Spurr a retiré le panneau mais l'a rapidement remplacé par un panneau similaire représentant cinq saucisses carrées. La police olympique n'a pas été amusée et lui a demandé de retirer cette pancarte, a également rapporté le New York Times.

Spurr n'est pas le seul à ressentir le mépris de la "police olympique".

Pour tenter d'empêcher quiconque n'est pas un sponsor officiel des Jeux de capitaliser sur les Jeux olympiques, les organisateurs des Jeux, le Comité d'organisation olympique de Londres et le Comité international des Jeux olympiques, se sont associés en 2006 avec le gouvernement travailliste de l'époque pour adopter un projet de loi parlementaire. , la loi de 2006 sur les Jeux olympiques et paralympiques de Londres, qui prévoit une amende potentielle de 20 000 £ pour quiconque tente de « parrainer » officieusement les Jeux olympiques.

Les responsables olympiques sont tombés sur un propriétaire de café à Plymouth qui a qualifié l'un de ses articles de petit-déjeuner de "baguette de petit-déjeuner flamboyante". On leur a dit de le retirer du menu, selon Courrier Courrier.

Et un établissement de longue date de l'Est de Londres a été contraint de changer son nom d'Olympic en Lympic, a rapporté le Courier Mail.

Tous les cafés le long du parcours du relais de la flamme ont été fermés à l'exception des restaurants McDonald's en raison de leur contrat exclusif de restauration rapide avec les jeux. McDonald's est également le fournisseur exclusif de frites pour les événements afin qu'aucun autre fournisseur ne puisse servir simplement des chips dans le parc olympique. Cependant, une échappatoire existe pour ceux qui cherchent à contourner l'épreuve du parrainage ; si les frites sont servies avec du poisson-frites pané traditionnel, cela est considéré comme OK par les fonctionnaires, selon Le gardien du dimanche.

Et juste au cas où vous pensiez apporter votre propre thermos de thé pour vous garder hydraté pendant les événements, détrompez-vous. Selon les règles officielles, les thermos sont interdits des jeux avec une foule d'autres articles, y compris de la nourriture, des boissons, des objets contenant des logos de non-sponsors, des bouteilles, des récipients en verre et des réfrigérateurs. Oui, vous avez bien lu, les réfrigérateurs.

Pendant que vous vous habillez, que vous vous connectez et que vous libérez votre emploi du temps pour regarder les Jeux de Londres 2012, les organisateurs des Jeux Olympiques vous surveilleront.

Sean Flynn est un écrivain junior pour The Daily Meal. Suivez-le sur Twitter @BuffaloFlynn


Attention : flics olympiques sur Twitter

Alors que nous approchons du début des Jeux olympiques de Londres, attendez-vous à ce que les organisateurs protègent voracement leur marque. Ces cinq bagues coûtent des milliards de dollars, et c'est probablement la règle numéro un dans le jeu du parrainage olympique : Ne pas visser la marque.
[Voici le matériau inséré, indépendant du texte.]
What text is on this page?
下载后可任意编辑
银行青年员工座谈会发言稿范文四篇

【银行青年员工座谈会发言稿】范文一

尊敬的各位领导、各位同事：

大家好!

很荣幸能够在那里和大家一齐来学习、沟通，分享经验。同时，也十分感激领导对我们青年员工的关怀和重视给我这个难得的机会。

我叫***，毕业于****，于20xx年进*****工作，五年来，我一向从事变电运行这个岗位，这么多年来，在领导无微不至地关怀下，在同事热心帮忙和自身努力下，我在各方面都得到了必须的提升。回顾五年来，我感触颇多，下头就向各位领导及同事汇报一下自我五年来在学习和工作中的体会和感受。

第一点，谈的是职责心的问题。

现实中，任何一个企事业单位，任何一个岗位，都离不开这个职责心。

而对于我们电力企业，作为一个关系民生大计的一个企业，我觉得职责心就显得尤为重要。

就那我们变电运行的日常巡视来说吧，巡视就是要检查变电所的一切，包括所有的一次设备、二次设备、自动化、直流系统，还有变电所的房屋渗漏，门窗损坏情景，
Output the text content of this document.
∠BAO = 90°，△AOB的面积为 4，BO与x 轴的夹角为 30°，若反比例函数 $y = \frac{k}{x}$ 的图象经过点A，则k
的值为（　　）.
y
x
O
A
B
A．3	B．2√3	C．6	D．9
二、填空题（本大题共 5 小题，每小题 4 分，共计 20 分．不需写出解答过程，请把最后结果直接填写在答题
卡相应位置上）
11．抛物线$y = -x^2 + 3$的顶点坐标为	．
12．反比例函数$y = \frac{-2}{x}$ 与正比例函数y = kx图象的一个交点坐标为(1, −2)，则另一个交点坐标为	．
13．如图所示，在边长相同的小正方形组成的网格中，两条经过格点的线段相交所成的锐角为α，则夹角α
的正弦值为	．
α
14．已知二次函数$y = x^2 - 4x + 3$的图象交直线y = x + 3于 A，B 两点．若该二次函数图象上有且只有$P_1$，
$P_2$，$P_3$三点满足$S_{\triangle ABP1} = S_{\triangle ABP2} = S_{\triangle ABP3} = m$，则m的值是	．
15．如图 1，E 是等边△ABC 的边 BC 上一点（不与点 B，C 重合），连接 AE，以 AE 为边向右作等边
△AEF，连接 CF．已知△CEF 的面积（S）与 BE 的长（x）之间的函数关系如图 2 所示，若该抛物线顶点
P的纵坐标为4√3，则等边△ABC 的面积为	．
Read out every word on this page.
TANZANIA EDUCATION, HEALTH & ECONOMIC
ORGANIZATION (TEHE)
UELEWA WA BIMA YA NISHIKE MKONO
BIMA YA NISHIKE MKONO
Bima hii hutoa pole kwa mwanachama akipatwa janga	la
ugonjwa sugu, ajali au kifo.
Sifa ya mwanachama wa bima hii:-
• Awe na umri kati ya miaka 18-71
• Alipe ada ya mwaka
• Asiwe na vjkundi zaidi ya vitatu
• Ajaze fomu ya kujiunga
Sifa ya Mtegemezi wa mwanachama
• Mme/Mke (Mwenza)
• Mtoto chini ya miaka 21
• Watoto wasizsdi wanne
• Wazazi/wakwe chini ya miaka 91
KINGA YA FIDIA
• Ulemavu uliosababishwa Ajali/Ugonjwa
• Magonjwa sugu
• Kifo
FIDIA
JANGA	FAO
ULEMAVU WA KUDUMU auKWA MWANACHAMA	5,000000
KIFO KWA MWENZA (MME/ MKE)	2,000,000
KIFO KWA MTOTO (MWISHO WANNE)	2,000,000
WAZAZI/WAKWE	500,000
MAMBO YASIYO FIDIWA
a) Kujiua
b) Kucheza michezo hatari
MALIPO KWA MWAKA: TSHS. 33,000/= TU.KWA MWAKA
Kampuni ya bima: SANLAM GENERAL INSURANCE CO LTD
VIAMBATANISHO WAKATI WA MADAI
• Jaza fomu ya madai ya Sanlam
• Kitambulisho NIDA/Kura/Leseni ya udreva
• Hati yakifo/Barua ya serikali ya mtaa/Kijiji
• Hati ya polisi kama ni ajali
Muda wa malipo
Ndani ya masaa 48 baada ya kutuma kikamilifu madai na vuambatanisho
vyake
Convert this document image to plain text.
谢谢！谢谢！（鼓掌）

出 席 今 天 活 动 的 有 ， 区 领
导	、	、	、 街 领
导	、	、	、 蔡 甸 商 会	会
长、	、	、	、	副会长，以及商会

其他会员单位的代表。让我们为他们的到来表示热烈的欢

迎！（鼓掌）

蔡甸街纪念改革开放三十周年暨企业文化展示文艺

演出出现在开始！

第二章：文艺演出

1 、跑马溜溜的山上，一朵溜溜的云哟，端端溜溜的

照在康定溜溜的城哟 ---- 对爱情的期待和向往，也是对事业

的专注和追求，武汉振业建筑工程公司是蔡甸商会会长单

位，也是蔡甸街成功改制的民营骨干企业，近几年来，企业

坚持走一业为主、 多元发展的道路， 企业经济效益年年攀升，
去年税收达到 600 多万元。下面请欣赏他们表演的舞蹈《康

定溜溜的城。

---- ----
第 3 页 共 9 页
Prenez par exemple Usain Bolt, comme l'affirme un rapport. S'il tweete à quel point ses Pumas sont mauvais, le LOCOG sera sur lui dans une minute. Pourquoi? Parce qu'Adidas est le sponsor officiel des chaussures des Jeux Olympiques et que tweeter à propos d'un concurrent viole directement la politique du Comité international olympique sur les réseaux sociaux en mentionnant la mauvaise marque en rapport avec les jeux.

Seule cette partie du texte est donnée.